Re: [PATCH 4/5] jbd: fix error handling for checkpoint io

public inbox for linux-kernel@vger.kernel.org
 help / color / mirror / Atom feed

From: Jan Kara <jack@suse.cz>
To: Hidehiro Kawai <hidehiro.kawai.ez@hitachi.com>
Cc: akpm@linux-foundation.org, sct@redhat.com, adilger@clusterfs.com,
	linux-kernel@vger.kernel.org, linux-ext4@vger.kernel.org,
	jbacik@redhat.com, cmm@us.ibm.com, tytso@mit.edu,
	sugita <yumiko.sugita.yf@hitachi.com>,
	Satoshi OSHIMA <satoshi.oshima.fk@hitachi.com>
Subject: Re: [PATCH 4/5] jbd: fix error handling for checkpoint io
Date: Fri, 27 Jun 2008 12:24:20 +0200	[thread overview]
Message-ID: <20080627102419.GC3602@duck.suse.cz> (raw)
In-Reply-To: <48649FA0.70303@hitachi.com>

  Hi,

On Fri 27-06-08 17:06:56, Hidehiro Kawai wrote:
> Jan Kara wrote:
> 
> > On Tue 24-06-08 20:52:59, Hidehiro Kawai wrote:
> 
> >>>>3. is implemented as described below.
> >>>> (1) if log_do_checkpoint() detects an I/O error during
> >>>>     checkpointing, it calls journal_abort() to abort the journal
> >>>> (2) if the journal has aborted, don't update s_start and s_sequence
> >>>>     in the on-disk journal superblock
> >>>>
> >>>>So, if the journal aborts, journaled data will be replayed on the
> >>>>next mount.
> >>>>
> >>>>Now, please remember that some dirty metadata buffers are written
> >>>>back to the filesystem without journaling if the journal aborted.
> >>>>We are happy if all dirty metadata buffers are written to the disk,
> >>>>the integrity of the filesystem will be kept.  However, replaying
> >>>>the journaled data can overwrite the latest on-disk metadata blocks
> >>>>partly with old data.  It would break the filesystem.
> >>>
> >>>  Yes, it would.
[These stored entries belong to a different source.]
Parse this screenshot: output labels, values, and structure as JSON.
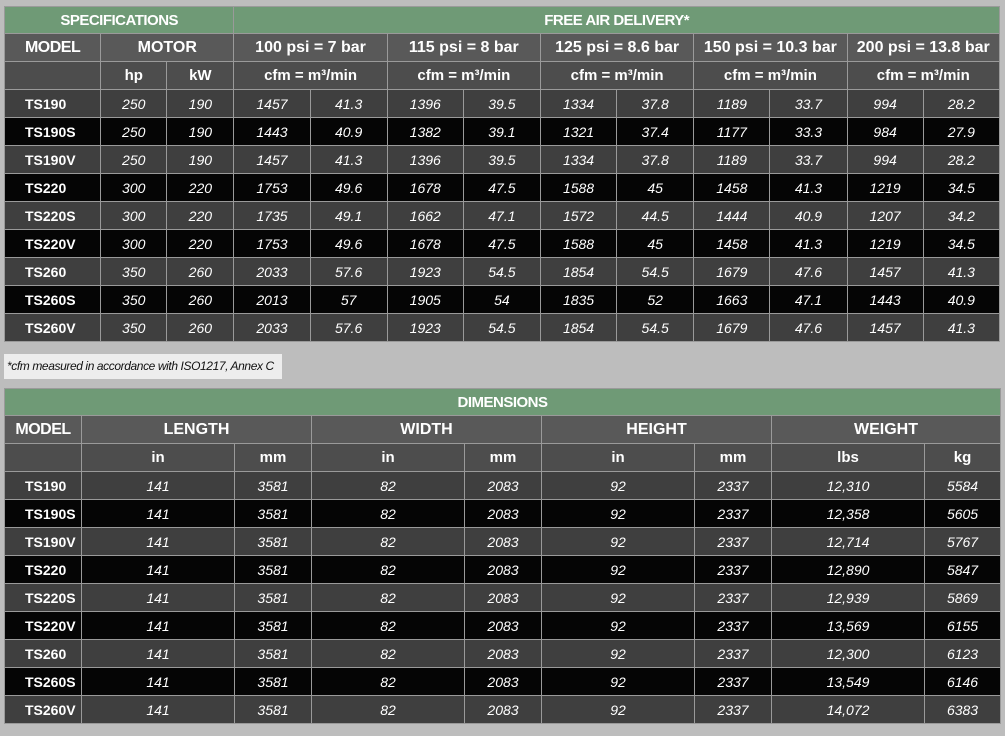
{
  "spec_table": {
    "group_headers": [
      "SPECIFICATIONS",
      "FREE AIR DELIVERY*"
    ],
    "model_header": "MODEL",
    "motor_header": "MOTOR",
    "pressure_headers": [
      "100 psi = 7 bar",
      "115 psi = 8 bar",
      "125 psi = 8.6 bar",
      "150 psi = 10.3 bar",
      "200 psi = 13.8 bar"
    ],
    "motor_units": [
      "hp",
      "kW"
    ],
    "flow_unit": "cfm = m³/min",
    "rows": [
      {
        "model": "TS190",
        "hp": "250",
        "kw": "190",
        "flow": [
          "1457",
          "41.3",
          "1396",
          "39.5",
          "1334",
          "37.8",
          "1189",
          "33.7",
          "994",
          "28.2"
        ]
      },
      {
        "model": "TS190S",
        "hp": "250",
        "kw": "190",
        "flow": [
          "1443",
          "40.9",
          "1382",
          "39.1",
          "1321",
          "37.4",
          "1177",
          "33.3",
          "984",
          "27.9"
        ]
      },
      {
        "model": "TS190V",
        "hp": "250",
        "kw": "190",
        "flow": [
          "1457",
          "41.3",
          "1396",
          "39.5",
          "1334",
          "37.8",
          "1189",
          "33.7",
          "994",
          "28.2"
        ]
      },
      {
        "model": "TS220",
        "hp": "300",
        "kw": "220",
        "flow": [
          "1753",
          "49.6",
          "1678",
          "47.5",
          "1588",
          "45",
          "1458",
          "41.3",
          "1219",
          "34.5"
        ]
      },
      {
        "model": "TS220S",
        "hp": "300",
        "kw": "220",
        "flow": [
          "1735",
          "49.1",
          "1662",
          "47.1",
          "1572",
          "44.5",
          "1444",
          "40.9",
          "1207",
          "34.2"
        ]
      },
      {
        "model": "TS220V",
        "hp": "300",
        "kw": "220",
        "flow": [
          "1753",
          "49.6",
          "1678",
          "47.5",
          "1588",
          "45",
          "1458",
          "41.3",
          "1219",
          "34.5"
        ]
      },
      {
        "model": "TS260",
        "hp": "350",
        "kw": "260",
        "flow": [
          "2033",
          "57.6",
          "1923",
          "54.5",
          "1854",
          "54.5",
          "1679",
          "47.6",
          "1457",
          "41.3"
        ]
      },
      {
        "model": "TS260S",
        "hp": "350",
        "kw": "260",
        "flow": [
          "2013",
          "57",
          "1905",
          "54",
          "1835",
          "52",
          "1663",
          "47.1",
          "1443",
          "40.9"
        ]
      },
      {
        "model": "TS260V",
        "hp": "350",
        "kw": "260",
        "flow": [
          "2033",
          "57.6",
          "1923",
          "54.5",
          "1854",
          "54.5",
          "1679",
          "47.6",
          "1457",
          "41.3"
        ]
      }
    ]
  },
  "footnote": "*cfm measured in accordance with ISO1217, Annex C",
  "dim_table": {
    "title": "DIMENSIONS",
    "model_header": "MODEL",
    "group_headers": [
      "LENGTH",
      "WIDTH",
      "HEIGHT",
      "WEIGHT"
    ],
    "unit_headers": [
      "in",
      "mm",
      "in",
      "mm",
      "in",
      "mm",
      "lbs",
      "kg"
    ],
    "rows": [
      {
        "model": "TS190",
        "values": [
          "141",
          "3581",
          "82",
          "2083",
          "92",
          "2337",
          "12,310",
          "5584"
        ]
      },
      {
        "model": "TS190S",
        "values": [
          "141",
          "3581",
          "82",
          "2083",
          "92",
          "2337",
          "12,358",
          "5605"
        ]
      },
      {
        "model": "TS190V",
        "values": [
          "141",
          "3581",
          "82",
          "2083",
          "92",
          "2337",
          "12,714",
          "5767"
        ]
      },
      {
        "model": "TS220",
        "values": [
          "141",
          "3581",
          "82",
          "2083",
          "92",
          "2337",
          "12,890",
          "5847"
        ]
      },
      {
        "model": "TS220S",
        "values": [
          "141",
          "3581",
          "82",
          "2083",
          "92",
          "2337",
          "12,939",
          "5869"
        ]
      },
      {
        "model": "TS220V",
        "values": [
          "141",
          "3581",
          "82",
          "2083",
          "92",
          "2337",
          "13,569",
          "6155"
        ]
      },
      {
        "model": "TS260",
        "values": [
          "141",
          "3581",
          "82",
          "2083",
          "92",
          "2337",
          "12,300",
          "6123"
        ]
      },
      {
        "model": "TS260S",
        "values": [
          "141",
          "3581",
          "82",
          "2083",
          "92",
          "2337",
          "13,549",
          "6146"
        ]
      },
      {
        "model": "TS260V",
        "values": [
          "141",
          "3581",
          "82",
          "2083",
          "92",
          "2337",
          "14,072",
          "6383"
        ]
      }
    ]
  },
  "colors": {
    "header_green": "#6f9a76",
    "row_light": "#3f3f3f",
    "row_dark": "#050505",
    "header_gray": "#595959"
  }
}
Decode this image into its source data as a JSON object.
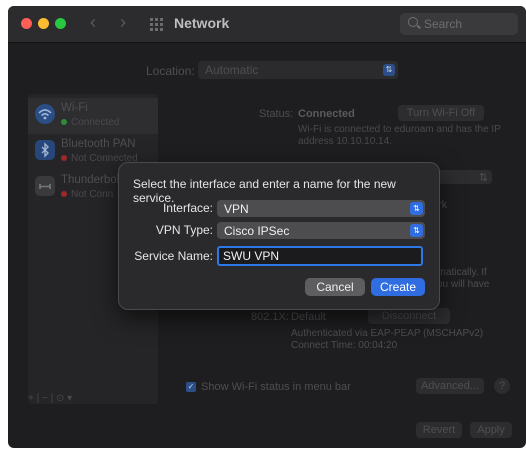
{
  "window": {
    "title": "Network",
    "search_placeholder": "Search"
  },
  "location": {
    "label": "Location:",
    "value": "Automatic"
  },
  "sidebar": {
    "services": [
      {
        "name": "Wi-Fi",
        "status": "Connected",
        "status_color": "#2f8a3a"
      },
      {
        "name": "Bluetooth PAN",
        "status": "Not Connected",
        "status_color": "#9a2a2a"
      },
      {
        "name": "Thunderbolt",
        "status": "Not Conn",
        "status_color": "#9a2a2a"
      }
    ],
    "bottom_controls": "+ | − | ⊙ ▾"
  },
  "detail": {
    "status_label": "Status:",
    "status_value": "Connected",
    "turn_off_button": "Turn Wi-Fi Off",
    "status_desc": "Wi-Fi is connected to eduroam and has the IP address 10.10.10.14.",
    "fragment_ork": "ork",
    "fragment_ts": "ts",
    "auto_text_1": "omatically. If",
    "auto_text_2": "you will have",
    "dot1x_label": "802.1X:",
    "dot1x_value": "Default",
    "disconnect_button": "Disconnect",
    "auth_line1": "Authenticated via EAP-PEAP (MSCHAPv2)",
    "auth_line2": "Connect Time: 00:04:20",
    "show_wifi_checkbox": "Show Wi-Fi status in menu bar",
    "advanced_button": "Advanced...",
    "help_button": "?",
    "revert_button": "Revert",
    "apply_button": "Apply"
  },
  "dialog": {
    "message": "Select the interface and enter a name for the new service.",
    "interface_label": "Interface:",
    "interface_value": "VPN",
    "vpn_type_label": "VPN Type:",
    "vpn_type_value": "Cisco IPSec",
    "service_name_label": "Service Name:",
    "service_name_value": "SWU VPN",
    "cancel_button": "Cancel",
    "create_button": "Create"
  },
  "colors": {
    "accent": "#2f6de1",
    "window_bg": "#1e1e20",
    "dialog_bg": "#2a2a2c"
  }
}
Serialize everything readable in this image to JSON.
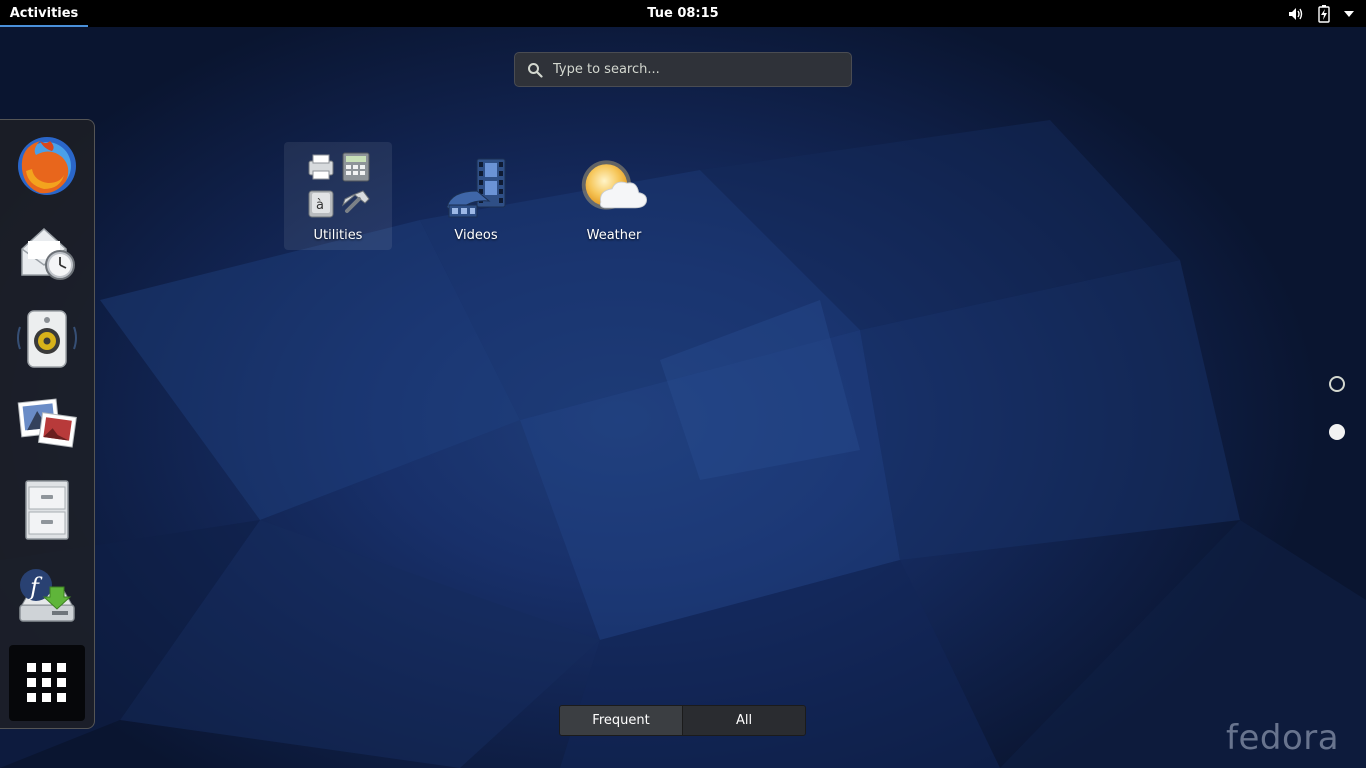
{
  "topbar": {
    "activities_label": "Activities",
    "clock": "Tue 08:15",
    "tray_icons": [
      "volume-icon",
      "battery-icon",
      "system-menu-arrow-icon"
    ]
  },
  "search": {
    "placeholder": "Type to search..."
  },
  "dash": {
    "items": [
      {
        "name": "firefox",
        "icon": "firefox-icon"
      },
      {
        "name": "evolution",
        "icon": "mail-clock-icon"
      },
      {
        "name": "rhythmbox",
        "icon": "speaker-icon"
      },
      {
        "name": "shotwell",
        "icon": "photos-icon"
      },
      {
        "name": "files",
        "icon": "file-cabinet-icon"
      },
      {
        "name": "install-fedora",
        "icon": "fedora-install-icon"
      }
    ],
    "show_apps_icon": "grid-icon"
  },
  "apps": [
    {
      "label": "Utilities",
      "icon": "utilities-folder-icon",
      "selected": true
    },
    {
      "label": "Videos",
      "icon": "film-reel-icon",
      "selected": false
    },
    {
      "label": "Weather",
      "icon": "weather-sun-cloud-icon",
      "selected": false
    }
  ],
  "pages": {
    "count": 2,
    "current": 2
  },
  "view_switcher": {
    "frequent_label": "Frequent",
    "all_label": "All",
    "active": "Frequent"
  },
  "branding": {
    "logo_text": "fedora"
  },
  "colors": {
    "accent": "#4a90d9",
    "topbar": "#000000",
    "background": "#18306a"
  }
}
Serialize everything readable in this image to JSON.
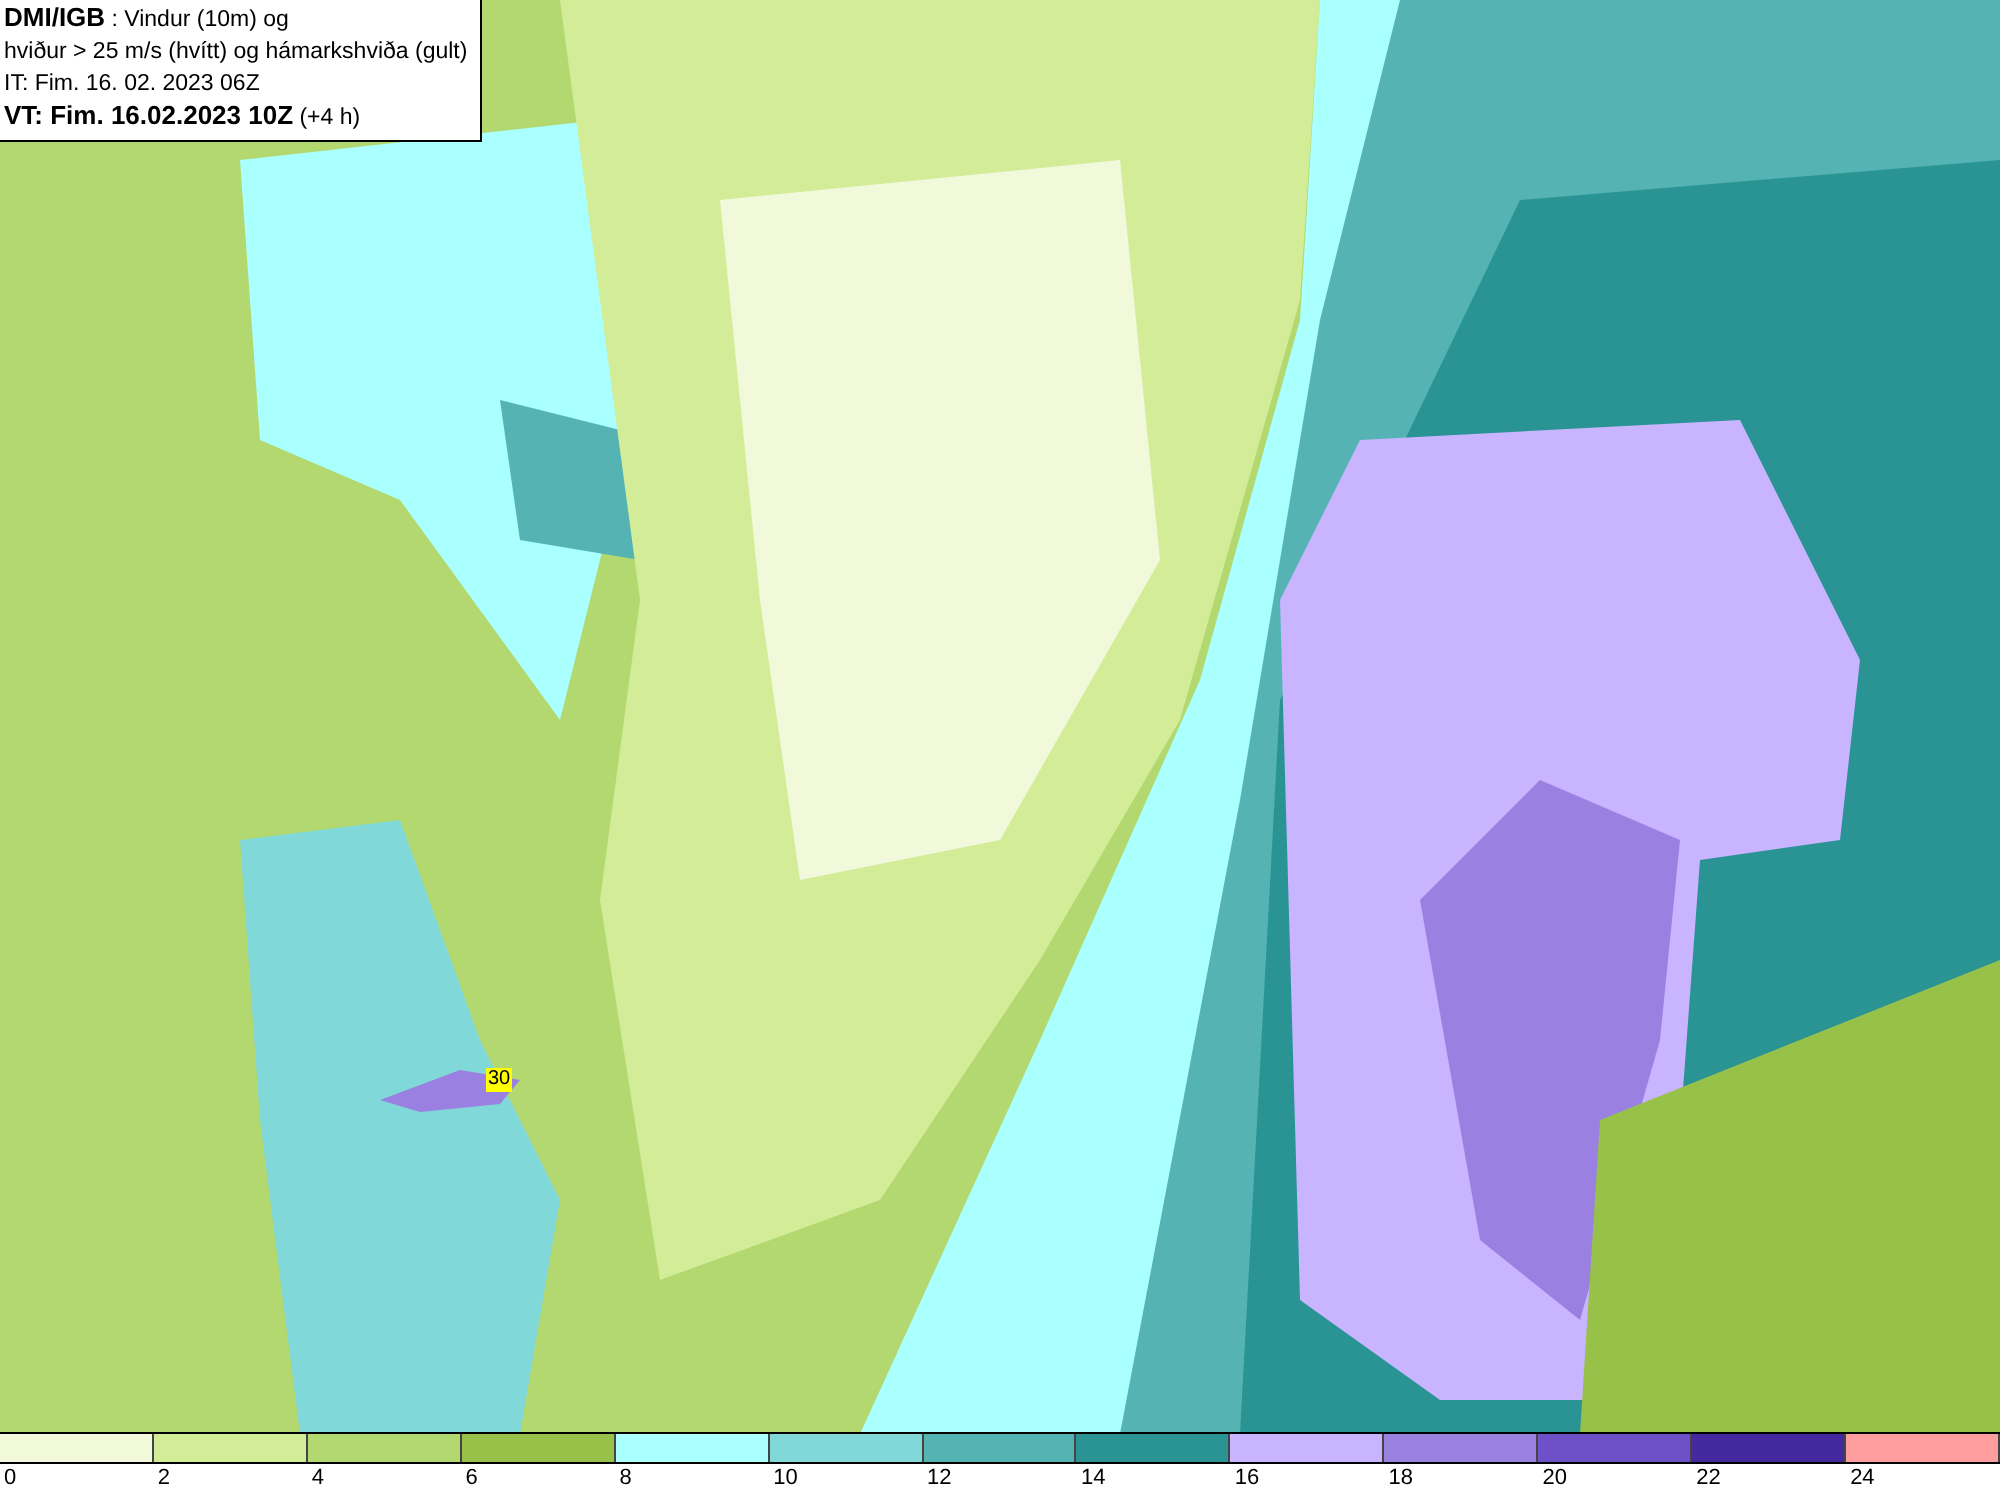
{
  "title_box": {
    "lines": [
      "**DMI/IGB** : Vindur (10m) og",
      "hviður > 25 m/s (hvítt) og hámarkshviða (gult)",
      "IT: Fim. 16. 02. 2023 06Z",
      "**VT: Fim. 16.02.2023 10Z** (+4 h)"
    ]
  },
  "map": {
    "gust_label": "30"
  },
  "legend": {
    "bins": [
      {
        "color": "#f2f9da",
        "tick": "0"
      },
      {
        "color": "#d3ec98",
        "tick": "2"
      },
      {
        "color": "#b2d86f",
        "tick": "4"
      },
      {
        "color": "#98c14a",
        "tick": "6"
      },
      {
        "color": "#aaffff",
        "tick": "8"
      },
      {
        "color": "#80d8d8",
        "tick": "10"
      },
      {
        "color": "#55b3b3",
        "tick": "12"
      },
      {
        "color": "#2a9494",
        "tick": "14"
      },
      {
        "color": "#c8b4ff",
        "tick": "16"
      },
      {
        "color": "#9a80e0",
        "tick": "18"
      },
      {
        "color": "#6e50c8",
        "tick": "20"
      },
      {
        "color": "#43289e",
        "tick": "22"
      },
      {
        "color": "#ff9e9e",
        "tick": "24"
      }
    ]
  }
}
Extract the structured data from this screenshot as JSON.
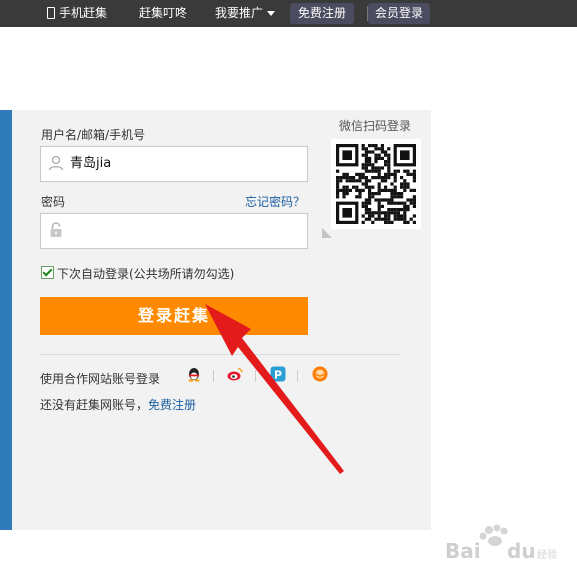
{
  "nav": {
    "mobile": "手机赶集",
    "dingdong": "赶集叮咚",
    "promote": "我要推广",
    "register": "免费注册",
    "member_login": "会员登录"
  },
  "login": {
    "username_label": "用户名/邮箱/手机号",
    "username_value": "青岛jia",
    "password_label": "密码",
    "forgot_link": "忘记密码？",
    "remember_label": "下次自动登录(公共场所请勿勾选)",
    "remember_checked": true,
    "submit_label": "登录赶集",
    "partner_label": "使用合作网站账号登录",
    "partners": [
      "qq-icon",
      "weibo-icon",
      "pp-icon",
      "taobao-icon"
    ],
    "no_account_text": "还没有赶集网账号，",
    "register_link": "免费注册"
  },
  "wechat": {
    "title": "微信扫码登录"
  },
  "watermark": {
    "text": "Bai du 经验"
  },
  "colors": {
    "topbar": "#3a3a3a",
    "button": "#ff8a00",
    "link": "#1a5fa0",
    "arrow": "#e31b1b",
    "blue_strip": "#2f7ab8"
  }
}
But how do you think it can happen that a metadata buffer
> >>>will be written back to the filesystem when it is a part of running
> >>>transaction? Note that checkpointing code specifically checks whether the
> >>>buffer being written back is part of a running transaction and if so, it
> >>>waits for commit before writing back the buffer. So I don't think this can
> >>>happen but maybe I miss something...
> >>
> >>Checkpointing code checks it and may call log_wait_commit(), but this
> >>problem is caused by transactions which have not started checkpointing.
> >>
> >>For example, the tail transaction has an old update for block_B and
> >>the running transaction has a new update for block_B.  Then, the
> >>committing transaction fails to write the commit record, it aborts the
> >>journal, and new block_B will be written back to the file system without
> >>journaling.  Because this patch doesn't separate between normal abort
> >>and checkpointing related abort, the tail transaction is left in the
> >>journal space.  So by replaying the tail transaction, new block_B is
> >>overwritten with old one.
> > 
> >   Yes, and this is expected an correct. When we cannot properly finish a
> > transaction, we have to discard everything in it. A bug would be (and I
> > think it could currently happen) if we already checkpointed the previous
> > transaction and then written over block_B new data from the uncommitted
> > transaction. I think we have to avoid that - i.e., in case we abort the
> > journal we should not mark buffers dirty when processing the forget loop.
> 
> Yes.
> 
> > But this is not too serious since fsck has to be run anyway and it will
> > fix the problems.
> 
> Yes.  The filesystem should be marked with an error, so fsck will check
> and recover the filesystem on boot.  But this means the filesystem loses
> some latest updates even if it was cleanly unmounted (although some file
> data has been lost.)  I'm a bit afraid that some people would think of
> this as a regression due to this PATCH 4/5.  At least, to avoid
> undesirable replay, we had better keep journaled data only when the
> journal has been aborted for checkpointing related reason.
  I don't think this makes any difference. Look: We have transaction A
modifying block B fully committed to the journal. Now there is a running
(or committing, it does not really matter) transaction R also modifying block
B. Until R gets fully committed, no block modified by R is checkpointed
to the device - checkpointing code takes care of that and it must be so
to satisfy journaling guarantees.
  So if we abort journal (for whatever reason) before R is fully committed,
no change in R will be seen on the filesystem regardless whether you
cleanup the journal or not.
  And you cannot do much differenly - the principle of journaling is that
either all changes in the transaction get to disk or none of them. So until
the transaction is properly committed, you have the only way to satisfy
this condition - take the "none of them" choice.
  Now fsck could of course be clever and try to use updates in not fully
committed transaction but personally I don't think it's worth the effort.
  Please correct me if I just misunderstood your point...

								Honza
-- 
Jan Kara <jack@suse.cz>
SUSE Labs, CR

next prev parent reply	other threads:[~2008-06-27 10:24 UTC|newest]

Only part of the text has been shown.